When will contracts be reviewed?
NHS England has asked all of its area teams to review PMS contracts over the next two years, starting from April this year.
Why is NHS England doing this?
NHS England did a national review of PMS funding and concluded much of it was not in fact linked with offering extra services above and beyond those provided by GMS-contracted practices.
How much money are we talking about?
NHS England identified £260m not explicitly linked to extra services.
And how much for individial practices?
Accountants who have sat down with clients to do the sums have concluded that losses of £50,000 to £150,000 are likely to be common, while some exceptional practices may lose up to £400,000.

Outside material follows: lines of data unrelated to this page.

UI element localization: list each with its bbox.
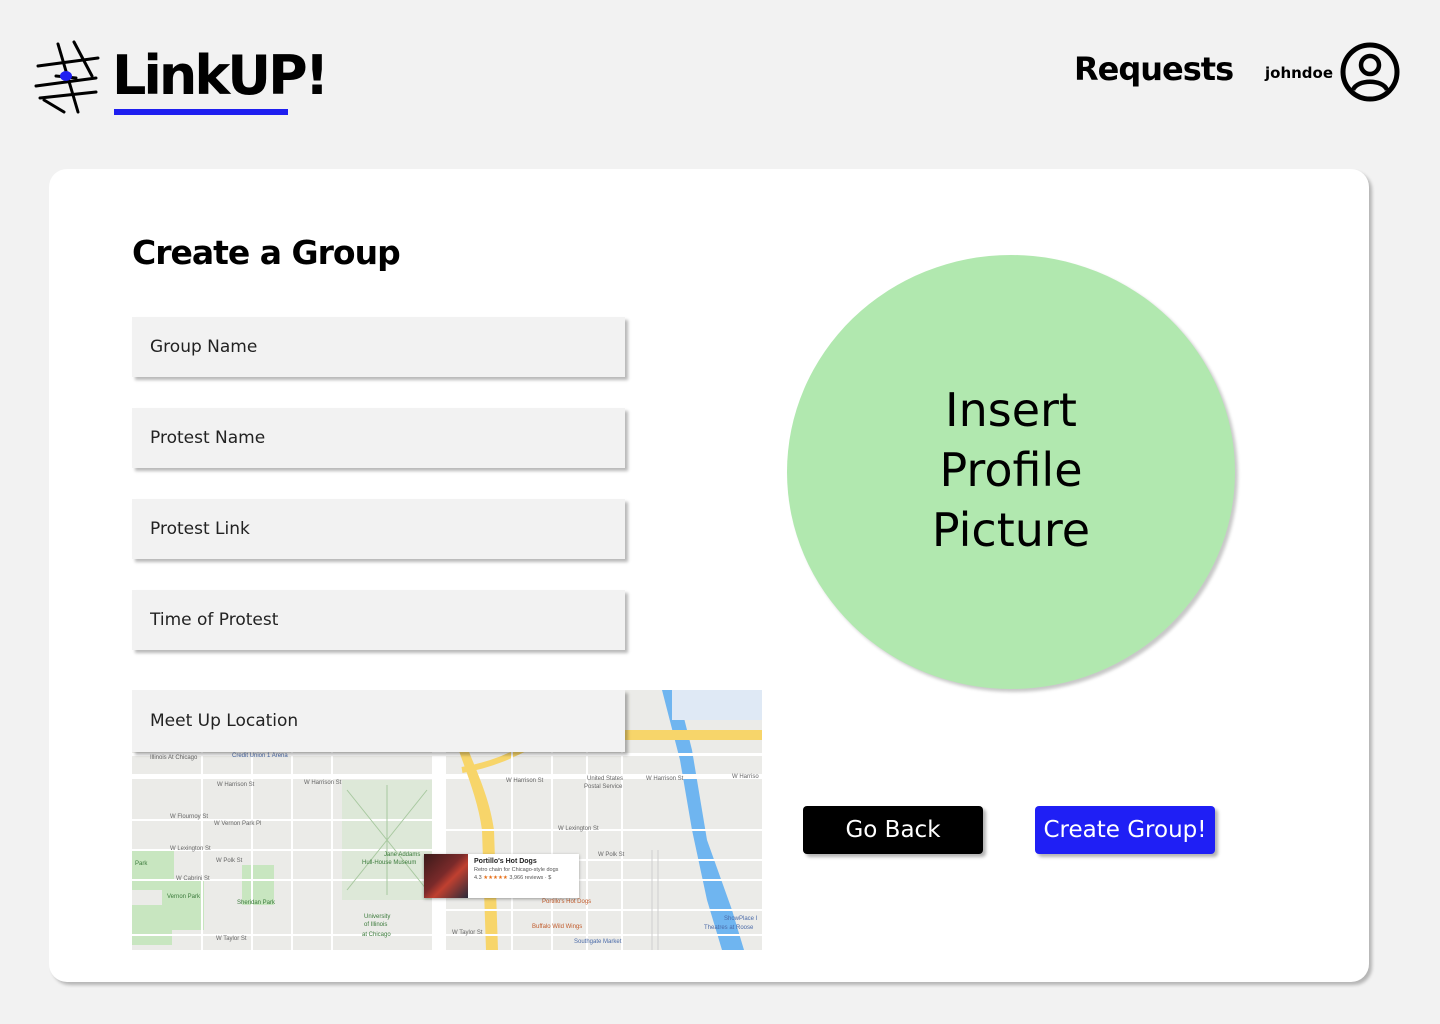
group-name-input[interactable] bbox=[132, 317, 625, 377]
protest-name-input[interactable] bbox=[132, 408, 625, 468]
meet-up-location-input[interactable] bbox=[132, 690, 625, 752]
map-label: University bbox=[364, 914, 391, 920]
nav-requests-link[interactable]: Requests bbox=[1074, 50, 1234, 88]
place-rating-value: 4.3 bbox=[474, 875, 482, 881]
map-place-card[interactable]: Portillo's Hot Dogs Retro chain for Chic… bbox=[424, 854, 579, 898]
place-thumbnail bbox=[424, 854, 468, 898]
map-label: W Harrison St bbox=[217, 782, 255, 788]
page-title: Create a Group bbox=[132, 233, 401, 272]
map-poi-label[interactable]: ShowPlace I bbox=[724, 916, 757, 922]
map-label: W Taylor St bbox=[452, 930, 483, 936]
create-group-button[interactable]: Create Group! bbox=[1035, 806, 1215, 854]
go-back-button[interactable]: Go Back bbox=[803, 806, 983, 854]
map-label: W Harrison St bbox=[646, 776, 684, 782]
map-label: W Polk St bbox=[216, 858, 243, 864]
logo[interactable]: LinkUP! bbox=[34, 40, 329, 116]
map-label: W Harrison St bbox=[506, 778, 544, 784]
place-rating: 4.3 ★★★★★ 3,966 reviews · $ bbox=[474, 875, 558, 881]
map-label: Hull-House Museum bbox=[362, 860, 417, 866]
map-label: W Flournoy St bbox=[170, 814, 209, 820]
map-label: Illinois At Chicago bbox=[150, 755, 198, 761]
profile-picture-upload[interactable]: Insert Profile Picture bbox=[787, 255, 1235, 689]
map-poi-label[interactable]: Buffalo Wild Wings bbox=[532, 924, 582, 930]
map-label: W Harriso bbox=[732, 774, 759, 780]
place-description: Retro chain for Chicago-style dogs bbox=[474, 867, 559, 873]
profile-picture-label: Insert Profile Picture bbox=[931, 383, 1091, 557]
map-poi-label[interactable]: Theatres at Roose bbox=[704, 925, 753, 931]
place-name: Portillo's Hot Dogs bbox=[474, 858, 537, 865]
map-label: Credit Union 1 Arena bbox=[232, 753, 288, 759]
map-poi-label[interactable]: Southgate Market bbox=[574, 939, 621, 945]
logo-icon bbox=[34, 40, 100, 114]
map-label: United States bbox=[587, 776, 624, 782]
map-label: W Harrison St bbox=[304, 780, 342, 786]
time-of-protest-input[interactable] bbox=[132, 590, 625, 650]
map-label: W Lexington St bbox=[170, 846, 211, 852]
logo-underline bbox=[114, 109, 288, 115]
map-label: Postal Service bbox=[584, 784, 623, 790]
map-label: W Polk St bbox=[598, 852, 625, 858]
map-label: Jane Addams bbox=[384, 852, 421, 858]
username: johndoe bbox=[1265, 64, 1334, 82]
map-label: at Chicago bbox=[362, 932, 391, 938]
logo-text: LinkUP! bbox=[112, 44, 329, 107]
star-rating-icon: ★★★★★ bbox=[483, 875, 508, 881]
map-poi-label[interactable]: Portillo's Hot Dogs bbox=[542, 899, 591, 905]
user-avatar-icon[interactable] bbox=[1340, 42, 1400, 102]
map-label: W Lexington St bbox=[558, 826, 599, 832]
place-reviews: 3,966 reviews · $ bbox=[509, 875, 552, 881]
map-label: W Cabrini St bbox=[176, 876, 210, 882]
map-label: Sheridan Park bbox=[237, 900, 276, 906]
place-info: Portillo's Hot Dogs Retro chain for Chic… bbox=[468, 854, 558, 898]
map-label: of Illinois bbox=[364, 922, 388, 928]
create-group-card: Create a Group Group Name Protest Name P… bbox=[49, 169, 1369, 982]
map-label: Vernon Park bbox=[167, 894, 201, 900]
map-label: W Vernon Park Pl bbox=[214, 821, 262, 827]
protest-link-input[interactable] bbox=[132, 499, 625, 559]
map-label: Park bbox=[135, 861, 148, 867]
location-map[interactable]: Illinois At Chicago Credit Union 1 Arena… bbox=[132, 690, 762, 950]
map-label: W Taylor St bbox=[216, 936, 247, 942]
logo-wordmark: LinkUP! bbox=[112, 44, 329, 115]
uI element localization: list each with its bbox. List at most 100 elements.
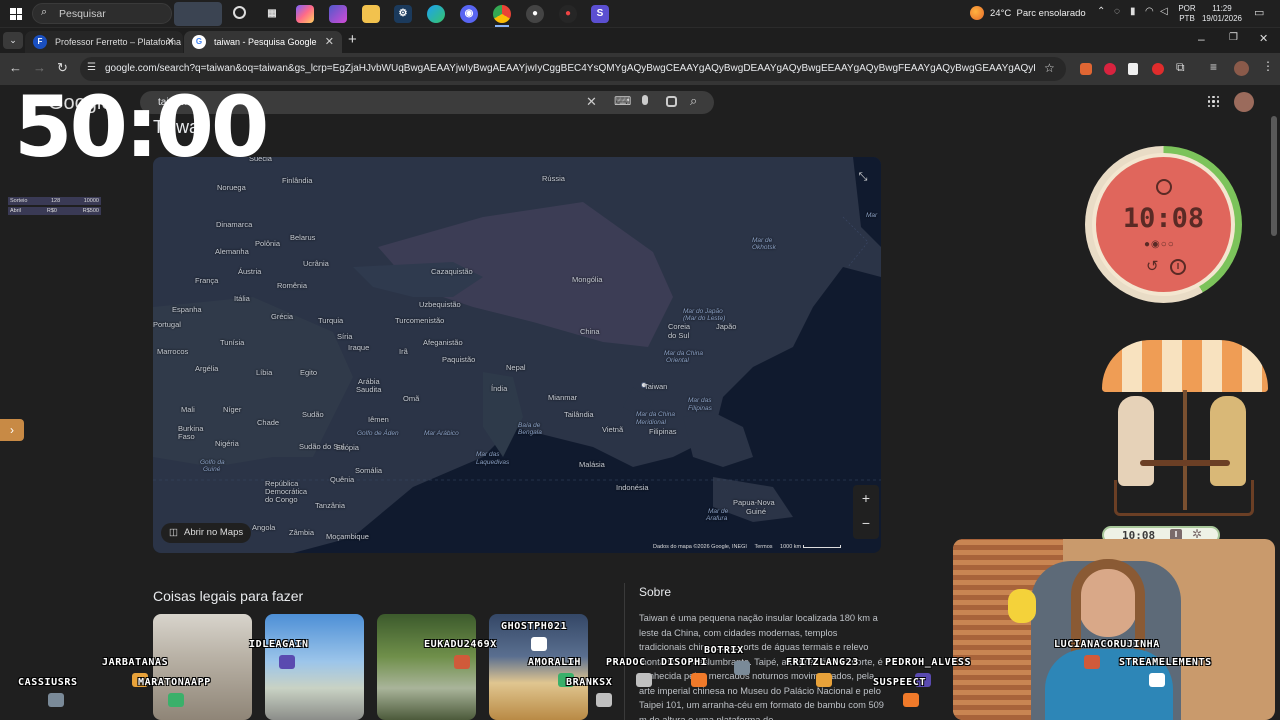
wifi-icon[interactable]: ◠ <box>1145 6 1154 17</box>
windows-start-icon[interactable] <box>10 8 22 20</box>
taskbar-search-box[interactable]: ⌕ Pesquisar <box>32 3 172 24</box>
language-indicator[interactable]: POR PTB <box>1176 4 1198 24</box>
forward-icon[interactable]: → <box>33 60 46 75</box>
map-label: Polônia <box>255 239 281 248</box>
new-tab-icon[interactable]: + <box>348 31 357 48</box>
chat-username: PEDROH_ALVESS <box>885 657 972 668</box>
reload-icon[interactable]: ↻ <box>57 60 68 76</box>
task-view-icon[interactable] <box>233 6 246 19</box>
app-icon[interactable]: S <box>591 5 609 23</box>
map-label: Mar da China <box>664 350 704 357</box>
extension-block-icon[interactable] <box>1152 63 1164 75</box>
chat-username: AMORALIH <box>528 657 581 668</box>
fullscreen-button[interactable]: ⤡ <box>853 167 873 187</box>
tab-label: Professor Ferretto – Plataforma <box>55 37 182 47</box>
reset-icon[interactable]: ↺ <box>1146 257 1159 275</box>
stats-row-abril: Abril R$0 R$500 <box>8 207 101 215</box>
edge-icon[interactable] <box>427 5 445 23</box>
volume-icon[interactable]: ◁ <box>1160 6 1168 17</box>
map-label: Paquistão <box>442 355 476 364</box>
mic-tray-icon[interactable]: ◌ <box>1114 6 1120 17</box>
chat-username: FRITZLANG23 <box>786 657 859 668</box>
map-label: Uzbequistão <box>419 300 461 309</box>
teams-icon[interactable] <box>329 5 347 23</box>
section-divider <box>624 583 625 720</box>
discord-icon[interactable]: ◉ <box>460 5 478 23</box>
zoom-in-button[interactable]: + <box>853 485 879 512</box>
search-icon[interactable]: ⌕ <box>690 93 697 109</box>
notifications-icon[interactable]: ▭ <box>1254 6 1264 19</box>
big-countdown-timer: 50:00 <box>14 78 269 176</box>
close-tab-icon[interactable]: ✕ <box>166 31 175 53</box>
chrome-icon[interactable] <box>493 5 511 23</box>
voice-search-icon[interactable] <box>642 95 648 105</box>
search-highlight-image[interactable] <box>174 2 222 26</box>
recorder-icon[interactable]: ● <box>559 5 577 23</box>
keyboard-icon[interactable]: ⌨ <box>614 94 631 108</box>
chat-avatar-sprite <box>816 673 832 687</box>
map-label: Iraque <box>348 343 370 352</box>
terms-link[interactable]: Termos <box>754 544 772 550</box>
tab-taiwan-search[interactable]: G taiwan - Pesquisa Google ✕ <box>184 31 342 53</box>
site-info-icon[interactable]: ☰ <box>87 62 96 73</box>
map-label: Vietnã <box>602 425 624 434</box>
browser-tab-strip: ⌄ F Professor Ferretto – Plataforma ✕ G … <box>0 28 1280 53</box>
clock-time: 11:29 <box>1212 4 1232 13</box>
close-window-icon[interactable]: ✕ <box>1259 32 1268 45</box>
pause-icon[interactable]: ‖ <box>1170 259 1186 275</box>
map-container[interactable]: Suécia Finlândia Rússia Noruega Dinamarca Bel… <box>153 157 881 553</box>
map-label: Meridional <box>636 419 666 426</box>
chat-avatar-sprite <box>734 661 750 675</box>
minimize-icon[interactable]: – <box>1198 32 1205 46</box>
extensions-puzzle-icon[interactable]: ⧉ <box>1176 60 1185 75</box>
google-account-avatar[interactable] <box>1234 92 1254 112</box>
extension-cursor-icon[interactable] <box>1128 63 1138 75</box>
clear-search-icon[interactable]: ✕ <box>586 94 597 110</box>
extension-fox-icon[interactable] <box>1080 63 1092 75</box>
chat-username: BRANKSX <box>566 677 613 688</box>
map-label: Coreia <box>668 322 691 331</box>
map-label: Espanha <box>172 305 202 314</box>
bookmark-star-icon[interactable]: ☆ <box>1044 61 1055 75</box>
zoom-out-button[interactable]: − <box>853 512 879 539</box>
expand-panel-button[interactable]: › <box>0 419 24 441</box>
apps-grid-icon[interactable] <box>1208 96 1219 107</box>
profile-avatar[interactable] <box>1234 61 1249 76</box>
map-label: do Congo <box>265 495 298 504</box>
page-scrollbar[interactable] <box>1271 116 1277 236</box>
open-in-maps-button[interactable]: ◫ Abrir no Maps <box>161 523 252 543</box>
map-label: Dinamarca <box>216 220 253 229</box>
tab-professor-ferretto[interactable]: F Professor Ferretto – Plataforma ✕ <box>25 31 183 53</box>
media-icon[interactable]: ≡ <box>1210 60 1217 74</box>
close-tab-icon[interactable]: ✕ <box>325 31 334 53</box>
back-icon[interactable]: ← <box>9 60 22 75</box>
restore-icon[interactable]: ❐ <box>1229 32 1238 43</box>
microphone-icon[interactable]: ▮ <box>1130 6 1136 17</box>
taskbar-search-placeholder: Pesquisar <box>59 8 106 20</box>
chat-username: CASSIUSRS <box>18 677 78 688</box>
file-explorer-icon[interactable] <box>362 5 380 23</box>
map-label: Nepal <box>506 363 526 372</box>
scale-bar <box>802 545 841 549</box>
stats-row-sorteio: Sorteio 128 10000 <box>8 197 101 205</box>
copilot-icon[interactable] <box>296 5 314 23</box>
extension-red-icon[interactable] <box>1104 63 1116 75</box>
tab-search-dropdown[interactable]: ⌄ <box>3 32 23 49</box>
map-label: Omã <box>403 394 420 403</box>
chrome-menu-icon[interactable]: ⋮ <box>1262 59 1274 73</box>
tomato-icon <box>1156 179 1172 195</box>
map-label: Bengala <box>518 429 542 436</box>
map-label: Itália <box>234 294 250 303</box>
obs-icon[interactable]: ● <box>526 5 544 23</box>
map-label: Alemanha <box>215 247 249 256</box>
lens-icon[interactable] <box>666 96 677 107</box>
url-text[interactable]: google.com/search?q=taiwan&oq=taiwan&gs_… <box>105 63 1035 74</box>
chat-avatar-sprite <box>454 655 470 669</box>
map-label: Filipinas <box>649 427 677 436</box>
map-label: Níger <box>223 405 242 414</box>
clock[interactable]: 11:29 19/01/2026 <box>1198 4 1246 24</box>
widgets-icon[interactable]: ▦ <box>263 5 281 23</box>
steam-icon[interactable]: ⚙ <box>394 5 412 23</box>
weather-text[interactable]: 24°C Parc ensolarado <box>990 8 1086 19</box>
tray-chevron-icon[interactable]: ⌃ <box>1097 6 1105 17</box>
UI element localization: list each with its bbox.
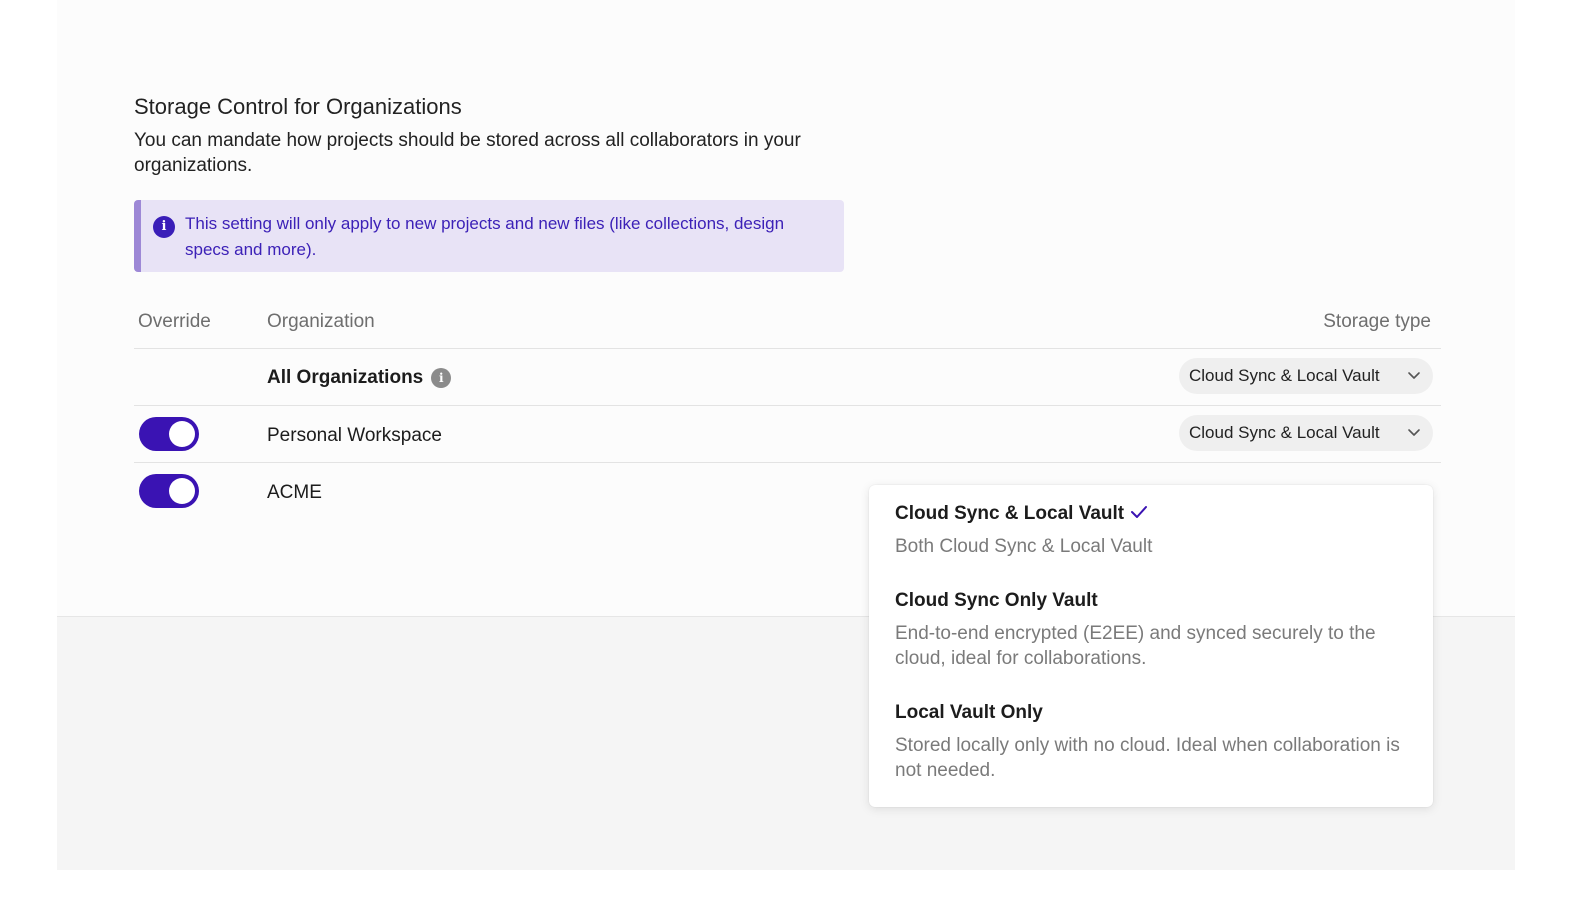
- org-all-organizations: All Organizations i: [267, 367, 452, 389]
- override-toggle-acme[interactable]: [139, 474, 199, 508]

What is likely to happen to that money?
Early signs are for area teams to take different approaches to the process. While NHS England’s London area team is creating a single, standardised PMS contract for all the capital, area teams including Essex and Cambridgeshire are effectively phasing out the PMS contracts by gradually reducing their premium over time. The common denominator is that the funding being clawed back looks likely to be used to incentivise both PMS and GMS practices to achieve local outcomes targets in line with local plans.
Does this spell the end of the PMS contract?
NHS England says it wants to keep all of the different contractual models but area teams incentivising PMS practices to switch to GMS seemed to contradict the policy. NHS England has also said it wants GMS practices to also be able to access the extra money currently in the PMS pot.